While the panty proclamations were weird enough, his creepiness only grew. At this time in my life, I was ironically also rushing for my sorority. Apparently, all Ross knew about Greek Life was what he saw on American movies as a kid growing up in England. As a result, he felt like he had the right to classify me as a sorority girl (whatever that means) and ask me about party life at Charlotte and if I liked to party with frat guys. Not only did he ask me about partying, but he also creepishly looked through all my pictures on Facebook (this is when I decided a private Facebook was a good thing). I came in one day to his office and he was looking at a picture I had posted. He began to comment on the shorts I was wearing and how much he liked them. Ew.
But while his Facebook comments started out in the office, they crept into his home as he would comment from afar on my activity and shares. Then one day, he decided to move my desk into his office. There really was never any explanation provided as to why, but out of the four other women who worked with me, I had the privilege of being even closer to this weirdo that I wanted to get away from.
The inappropriate comments and topics of conversations grew. He told me about his Spiderman Halloween costume that properly outlined his junk. And while I was drinking a soda, he made a perverted comment about “liking to swallow.” I genuinely did not know how to handle this type of language, but I knew that it made me feel uncomfortable and shouldn’t be happening at my place of employment.
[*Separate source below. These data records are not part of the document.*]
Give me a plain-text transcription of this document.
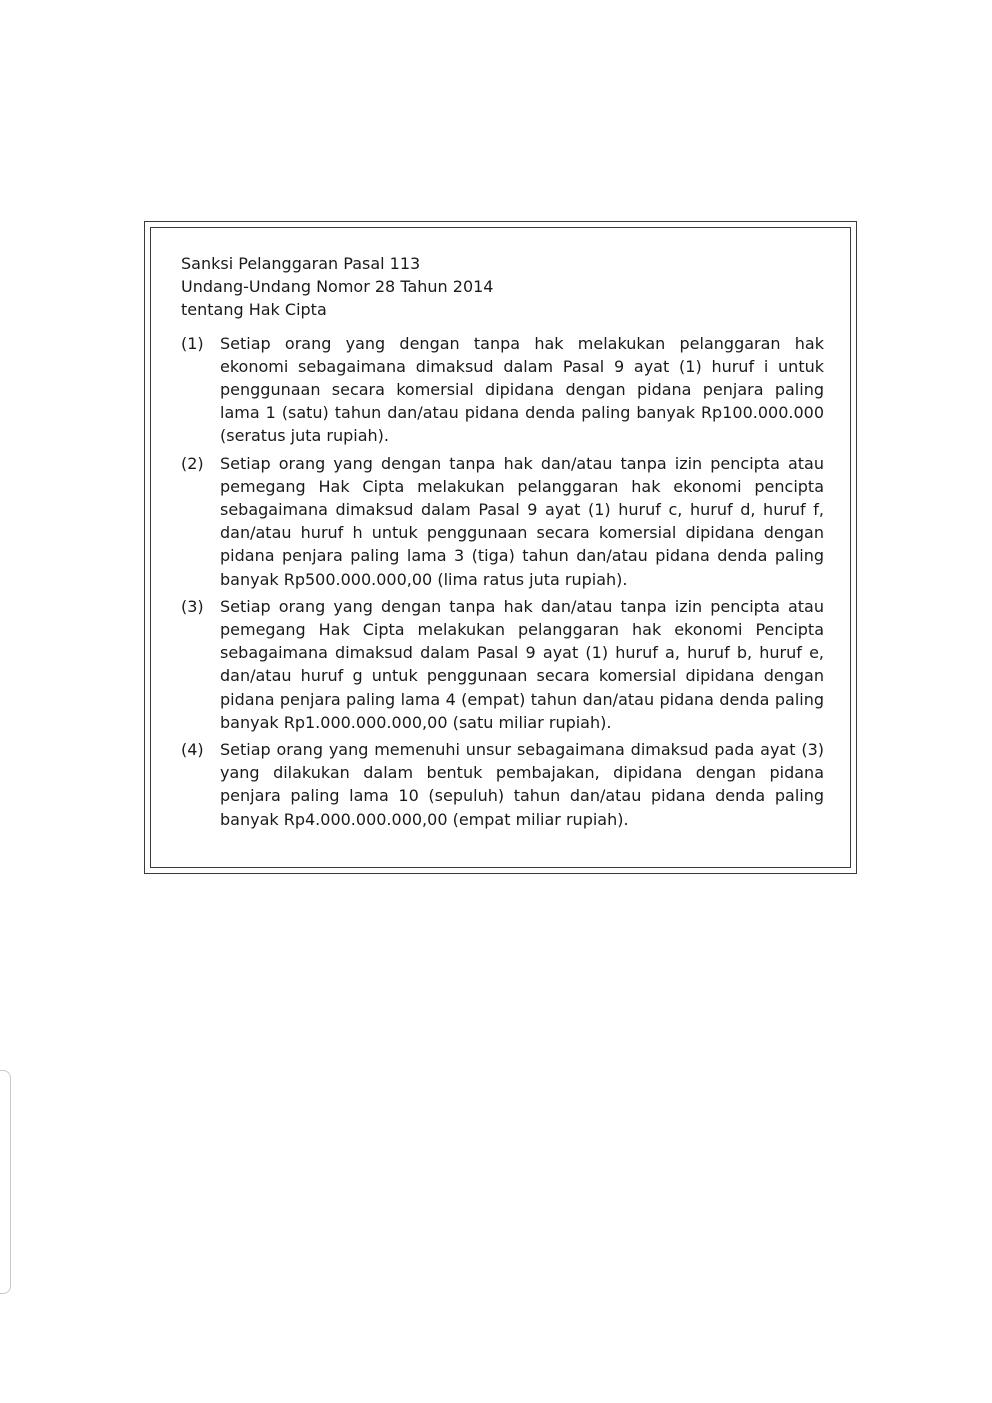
Sanksi Pelanggaran Pasal 113
Undang-Undang Nomor 28 Tahun 2014
tentang Hak Cipta
(1)	Setiap orang yang dengan tanpa hak melakukan pelanggaran hak ekonomi sebagaimana dimaksud dalam Pasal 9 ayat (1) huruf i untuk penggunaan secara komersial dipidana dengan pidana penjara paling lama 1 (satu) tahun dan/atau pidana denda paling banyak Rp100.000.000 (seratus juta rupiah).
(2)	Setiap orang yang dengan tanpa hak dan/atau tanpa izin pencipta atau pemegang Hak Cipta melakukan pelanggaran hak ekonomi pencipta sebagaimana dimaksud dalam Pasal 9 ayat (1) huruf c, huruf d, huruf f, dan/atau huruf h untuk penggunaan secara komersial dipidana dengan pidana penjara paling lama 3 (tiga) tahun dan/atau pidana denda paling banyak Rp500.000.000,00 (lima ratus juta rupiah).
(3)	Setiap orang yang dengan tanpa hak dan/atau tanpa izin pencipta atau pemegang Hak Cipta melakukan pelanggaran hak ekonomi Pencipta sebagaimana dimaksud dalam Pasal 9 ayat (1) huruf a, huruf b, huruf e, dan/atau huruf g untuk penggunaan secara komersial dipidana dengan pidana penjara paling lama 4 (empat) tahun dan/atau pidana denda paling banyak Rp1.000.000.000,00 (satu miliar rupiah).
(4)	Setiap orang yang memenuhi unsur sebagaimana dimaksud pada ayat (3) yang dilakukan dalam bentuk pembajakan, dipidana dengan pidana penjara paling lama 10 (sepuluh) tahun dan/atau pidana denda paling banyak Rp4.000.000.000,00 (empat miliar rupiah).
Even though I knew something was wrong with what was happening, I don’t know if I would have ever said anything. Thankfully, though, I didn’t have to. One day, I was bombarded by HR in the bathroom after people started noticing how I became the target of his tasteless talk. She very tactfully began to ask me about what was happening, and her acknowledgement of the wrongdoing was like a breech in the dam of my silence. I began to flood her with the stories I had accumulated from my few months at the office.
She validated me and reassured me that everything would be handled.
Before anything happened to Ross though, I ended up quitting. The experience I had with him made me absolutely hate my job. I felt like I had to be hyperaware of the clothes I wore to work because if my pants were ever too fitted, I knew something would be said. I had to make sure I didn’t eat suggestively or say anything that could be turned into a perverted remark. I found myself having to be the one taking precautionary steps and changing my personal expression to accommodate for him. But that is not how it should be. I shouldn’t feel guilty and dirty for someone else’s actions. But I did.
Maybe he didn’t realize his comments were inappropriate, but I do not follow the “locker room talk” movement where this type of language is accepted. Intentions are irrelevant when someone feels marginalized, and the blame should never be placed on the victim. While I didn’t realize exactly all of these truths while it was happening to me, I see this now in neon brights.
I am lucky, though. My experience with sexual harassment was very brief and resolved. Some people are tormented with this type of abuse daily and have been for years. But silence is never the answer. My silence was luckily heard from the very observant HR team in the office, but many people will go unnoticed as victims of sexual harassment. I hope that if you are being sexually harassed, you will be inspired to go to someone for help.
And if you are the asshole who sexually harasses people, then I hope you will be inspired to go to hell.